Paramedics are autonomous health care providers who are regulated by the Health and Care Professions Council (HCPC) and the College of Paramedics (CoP) is their professional body. Specialist/FCP/community (Band 7) Paramedics are trained to independently provide care that does not require the intervention of a doctor. They can assess, investigate, diagnose, plan and implement care for patients presenting with diagnosed and undiagnosed conditions and address continuing medical needs, and work collaboratively with the general practice team to meet patient needs. They will need to prioritise and triage the needs of patients accordingly making any necessary referrals for investigations in the appropriate manner. Part of their responsibilities may include visiting patients in their home to assess their medical condition at the request of the lead clinician, whilst working as part of a clinical team within a number of practices and across a PCN.

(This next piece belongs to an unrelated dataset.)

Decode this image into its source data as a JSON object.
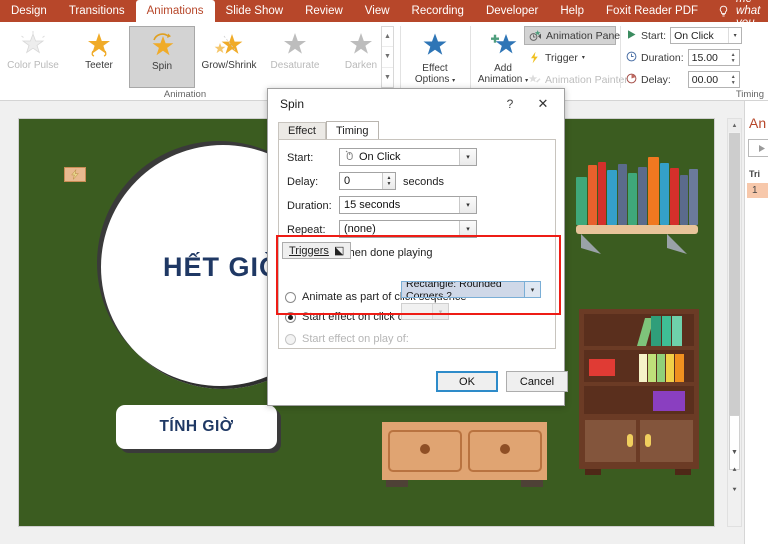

NB: To ensure a sustainable workforce model to support both PCN’s and core service delivery work is continuing with local providers.
Paramedics providing a first point of contact service means working with patients presenting with undifferentiated, undiagnosed problems relating to minor illness or injury, abdominal pains, chest pains and headaches. Paramedics work at various levels of clinical practice (from newly qualified to consultant level), so when employing a paramedic in primary care, employers need to be clear about the scope of practice the paramedic will be expected to work within to ensure applicants possess the correct skills and knowledge to undertake the role.
NB: A first contact practitioner (paramedic) is equivalent to a specialist/community paramedic.
|Key roles and responsibilities||Education and training
||Educated to degree/diploma level in paramedicine or equivalent
Registered with the Health and Care Professions Council (HCPC)
Acquired 5 years of post-registration experience
|If the paramedic is undertaking first contact practitioner (FCP) training, should have access to daily debriefs with roadmap supervisor. Otherwise support from clinicians signed off at clinical practice master’s level or equivalent|
- A BSc in a training programme approved by the College of Paramedics
- For Band 7 roles, Health Education England Primary Care FCP capability training must be completed as the minimum threshold for entry to primary care and be supported by appropriate governance and indemnity
- Health Education England primary care FCP training can begin 3-5 years postgraduate
- For Band 8a roles, the Health Education England FCP training must be completed, and they must be working at an advanced level of practice i.e. at master’s level (level 7) across all four pillars of advanced practice
Supervision for Paramedics in Primary Care
Appropriate supervision will be required for all paramedics working in Primary Care.
Existing GP Educational supervisors are able to supervise paramedics undertaking FCP and AP roles and do not need to attend additional training.
Further guidance on supervision can be found in the First Contact Practitioners and Advanced Practitioners in Primary Care: (Paramedic) – A Roadmap to Practice:
Benefits to patients
- Patients can currently spend two to three times longer consulting with Paramedics compared to GPs, e.g 20-30minute meaning patients feel listened to, cared for and reassured
- Quick access to diagnosis, treatment and advice in regards to minor ailments and injuries
- Receive the right care, first time – safely managed in their own homes or in the community
- Improved patient experience.
Benefits to PCN’s
- Frees up GP time, reduces GP stress by taking on home visits
- Supports delivery of Enhanced Health in Care Homes
- Practice workload is supported by an extra generalist resource increasing capacity to provide the most appropriate response first time to 999 calls and providing proactive care within the community
- Patient care improves due to the increase in access and timely interventions by skilled paramedics
- Undertake acute home visits on behalf of GPs, especially for local elderly or immobile population
- Increased clinical leadership and service development capacity
Benefits to the wider NHS
- Reduction in waiting times for patients accessing urgent care
- Reduction in avoidable trips to A&E attendances and associated admissions
- Relieve workload pressure and reduce impact on ambulance and secondary care.